Thursday, March 8, 2012

When the women first see Ravensbruck in The Hiding Place, Corrie uses two similes. What are the two similes?

Corrie Ten Boom's The Hiding Place is a chilling account of the suffering experienced by political prisoners during the Holocaust. In the book, Corrie details her life and the imprisonment that resulted from her family hiding refugees from the Nazis. After the arrest, Corrie is sent to a number of prisons and work camps. Chapter 13 of the book details the experience of Ravensbruck, a female work camp/concentration camp in Germany. Upon arriving at Ravensbruck, Corrie employs the use of two similes:

From the crest of the hill we saw it, like a vast scar on the green German landscape; a city of low grey barracks surrounded by concrete walls on which guard towers rose at intervals. In the very center, a square smokestack emitted a thin gray vapor into the blue sky.
Ravensbruck!
Like a whispered curse the word passed back through the lines. This was the notorious women's extermination came we had heard even in Haarlem.

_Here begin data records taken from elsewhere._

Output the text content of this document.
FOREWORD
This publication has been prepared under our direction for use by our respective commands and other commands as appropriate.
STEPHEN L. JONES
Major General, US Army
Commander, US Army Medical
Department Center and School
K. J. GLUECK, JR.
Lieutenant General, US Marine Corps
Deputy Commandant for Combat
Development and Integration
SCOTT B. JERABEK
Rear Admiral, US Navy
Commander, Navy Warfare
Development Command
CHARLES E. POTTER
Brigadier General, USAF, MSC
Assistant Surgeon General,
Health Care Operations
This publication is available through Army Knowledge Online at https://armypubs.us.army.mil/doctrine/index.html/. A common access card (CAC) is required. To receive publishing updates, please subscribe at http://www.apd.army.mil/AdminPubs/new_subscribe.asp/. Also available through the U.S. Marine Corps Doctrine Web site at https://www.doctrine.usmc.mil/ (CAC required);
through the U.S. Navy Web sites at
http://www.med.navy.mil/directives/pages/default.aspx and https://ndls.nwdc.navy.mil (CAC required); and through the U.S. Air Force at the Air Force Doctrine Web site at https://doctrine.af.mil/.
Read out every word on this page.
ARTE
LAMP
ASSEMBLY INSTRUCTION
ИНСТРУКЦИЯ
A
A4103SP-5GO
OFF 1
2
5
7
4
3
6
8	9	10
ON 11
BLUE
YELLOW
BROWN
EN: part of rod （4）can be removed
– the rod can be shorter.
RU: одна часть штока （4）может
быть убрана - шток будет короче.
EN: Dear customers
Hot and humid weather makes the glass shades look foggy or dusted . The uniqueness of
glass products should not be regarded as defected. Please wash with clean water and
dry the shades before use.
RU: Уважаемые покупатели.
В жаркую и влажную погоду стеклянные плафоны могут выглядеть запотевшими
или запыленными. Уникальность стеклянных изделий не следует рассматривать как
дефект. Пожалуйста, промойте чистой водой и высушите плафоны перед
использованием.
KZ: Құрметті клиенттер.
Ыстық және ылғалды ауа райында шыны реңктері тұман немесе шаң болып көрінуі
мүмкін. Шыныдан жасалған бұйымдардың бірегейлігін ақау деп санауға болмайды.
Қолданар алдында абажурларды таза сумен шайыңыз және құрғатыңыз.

The similes "like a vast scar on the green German landscape" and "[l]ike a whispered curse" create a sense of fear within the reader. In comparing the concentration camp to a scar, Corrie makes the reader feel as if the very existence of the camp is the remnant of a wound. In this case, the atrocities committed by the Nazis have wounded the country and resulted in a scar that blights the very land on which it stands. Comparing the name of the concentration camp to "a whispered curse" also creates a sense of dread and fear within the reader, as if even saying the name is an immoral act. This, too, reflects the horror of the camp and shows the further degradation that has occurred as a result of its existence.